Model train maker Hornby reported a widening of its pre-tax loss in the six months to the end of September as revenue declined but said its turnaround plan was progressing well.

The company – which outlined plans to turn the business around back in June following a string of profit warnings – reported a pre-tax loss of £4.7m versus a £4.5m loss the year before as group revenue fell to £21.9m from £22.3m and UK distribution costs increased.

Chief executive Steve Cooke said: “We are making good progress with the Hornby turnaround. We are delivering the structural changes to reduce business scale and costs and to streamline the European operating model. We are currently focussed on the Christmas trading period as well as ongoing stock reduction initiatives.

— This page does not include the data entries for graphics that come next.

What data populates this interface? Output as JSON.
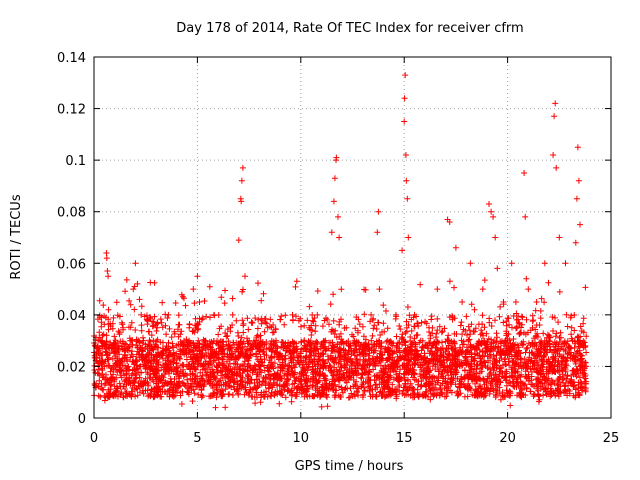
{
  "chart_data": {
    "type": "scatter",
    "title": "Day 178 of 2014, Rate Of TEC Index for receiver cfrm",
    "xlabel": "GPS time / hours",
    "ylabel": "ROTI / TECUs",
    "xlim": [
      0,
      25
    ],
    "ylim": [
      0,
      0.14
    ],
    "x_ticks": [
      0,
      5,
      10,
      15,
      20,
      25
    ],
    "x_tick_labels": [
      "0",
      "5",
      "10",
      "15",
      "20",
      "25"
    ],
    "y_ticks": [
      0,
      0.02,
      0.04,
      0.06,
      0.08,
      0.1,
      0.12,
      0.14
    ],
    "y_tick_labels": [
      "0",
      "0.02",
      "0.04",
      "0.06",
      "0.08",
      "0.1",
      "0.12",
      "0.14"
    ],
    "grid": true,
    "marker": "+",
    "color": "#ff0000",
    "series": [
      {
        "name": "ROTI",
        "description_note": "dense band 0.005-0.04 from 0 to 23.8 h; peaks listed below",
        "points": [
          [
            0.1,
            0.012
          ],
          [
            0.2,
            0.03
          ],
          [
            0.3,
            0.025
          ],
          [
            0.5,
            0.02
          ],
          [
            0.6,
            0.064
          ],
          [
            0.62,
            0.062
          ],
          [
            0.65,
            0.057
          ],
          [
            0.68,
            0.055
          ],
          [
            0.7,
            0.042
          ],
          [
            0.8,
            0.018
          ],
          [
            1.0,
            0.015
          ],
          [
            1.2,
            0.028
          ],
          [
            1.4,
            0.035
          ],
          [
            1.6,
            0.022
          ],
          [
            1.8,
            0.03
          ],
          [
            1.9,
            0.05
          ],
          [
            2.0,
            0.06
          ],
          [
            2.1,
            0.052
          ],
          [
            2.2,
            0.046
          ],
          [
            2.4,
            0.03
          ],
          [
            2.6,
            0.038
          ],
          [
            2.8,
            0.02
          ],
          [
            3.0,
            0.012
          ],
          [
            3.3,
            0.025
          ],
          [
            3.6,
            0.04
          ],
          [
            4.0,
            0.028
          ],
          [
            4.3,
            0.047
          ],
          [
            4.6,
            0.03
          ],
          [
            4.8,
            0.05
          ],
          [
            5.0,
            0.055
          ],
          [
            5.1,
            0.045
          ],
          [
            5.4,
            0.03
          ],
          [
            5.8,
            0.04
          ],
          [
            6.2,
            0.025
          ],
          [
            6.6,
            0.035
          ],
          [
            7.0,
            0.069
          ],
          [
            7.1,
            0.085
          ],
          [
            7.12,
            0.084
          ],
          [
            7.15,
            0.092
          ],
          [
            7.2,
            0.097
          ],
          [
            7.3,
            0.055
          ],
          [
            7.5,
            0.03
          ],
          [
            8.0,
            0.02
          ],
          [
            8.4,
            0.035
          ],
          [
            8.8,
            0.03
          ],
          [
            9.2,
            0.028
          ],
          [
            9.6,
            0.04
          ],
          [
            10.0,
            0.025
          ],
          [
            10.4,
            0.035
          ],
          [
            10.8,
            0.04
          ],
          [
            11.2,
            0.03
          ],
          [
            11.5,
            0.072
          ],
          [
            11.6,
            0.084
          ],
          [
            11.65,
            0.093
          ],
          [
            11.7,
            0.1
          ],
          [
            11.72,
            0.101
          ],
          [
            11.8,
            0.078
          ],
          [
            11.85,
            0.07
          ],
          [
            12.2,
            0.035
          ],
          [
            12.6,
            0.03
          ],
          [
            13.0,
            0.025
          ],
          [
            13.4,
            0.04
          ],
          [
            13.7,
            0.072
          ],
          [
            13.75,
            0.08
          ],
          [
            13.8,
            0.05
          ],
          [
            14.2,
            0.03
          ],
          [
            14.6,
            0.04
          ],
          [
            14.9,
            0.065
          ],
          [
            15.0,
            0.115
          ],
          [
            15.02,
            0.124
          ],
          [
            15.05,
            0.133
          ],
          [
            15.08,
            0.102
          ],
          [
            15.1,
            0.092
          ],
          [
            15.15,
            0.085
          ],
          [
            15.2,
            0.07
          ],
          [
            15.5,
            0.04
          ],
          [
            15.8,
            0.03
          ],
          [
            16.2,
            0.035
          ],
          [
            16.6,
            0.05
          ],
          [
            17.1,
            0.077
          ],
          [
            17.2,
            0.076
          ],
          [
            17.5,
            0.066
          ],
          [
            17.8,
            0.045
          ],
          [
            18.2,
            0.06
          ],
          [
            18.4,
            0.042
          ],
          [
            18.8,
            0.05
          ],
          [
            19.1,
            0.083
          ],
          [
            19.2,
            0.08
          ],
          [
            19.3,
            0.078
          ],
          [
            19.4,
            0.07
          ],
          [
            19.5,
            0.058
          ],
          [
            19.8,
            0.045
          ],
          [
            20.2,
            0.06
          ],
          [
            20.4,
            0.045
          ],
          [
            20.8,
            0.095
          ],
          [
            20.85,
            0.078
          ],
          [
            21.0,
            0.05
          ],
          [
            21.4,
            0.045
          ],
          [
            21.8,
            0.06
          ],
          [
            22.2,
            0.102
          ],
          [
            22.25,
            0.117
          ],
          [
            22.3,
            0.122
          ],
          [
            22.35,
            0.097
          ],
          [
            22.5,
            0.07
          ],
          [
            22.8,
            0.06
          ],
          [
            23.1,
            0.035
          ],
          [
            23.3,
            0.068
          ],
          [
            23.35,
            0.085
          ],
          [
            23.4,
            0.105
          ],
          [
            23.45,
            0.092
          ],
          [
            23.5,
            0.075
          ],
          [
            23.8,
            0.02
          ]
        ]
      }
    ]
  }
}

"The group has traded steadily during the first half of the year but revenue is expected to decline significantly year on year in the second half as the planned rationalisation of product lines, channels and certain international brands takes effect. We remain confident of meeting the board's financial targets for this financial year."

Hornby also said on Thursday that sterling’s weakening versus the dollar since the UK’s vote to leave the European Union could have a material effect on the group’s future results as it purchases goods in US dollar and sells in pounds, euro and USD.

The company said it continues to hedge short-term exposures by establishing forward currency purchases using fixed rate and participating forward contracts up to twelve months ahead.

But it also said it would look to recover the increased purchasing costs by lifting prices “alongside many other businesses in the industry”.

At 0933 GMT, the shares were down 5.7% to 29.48p.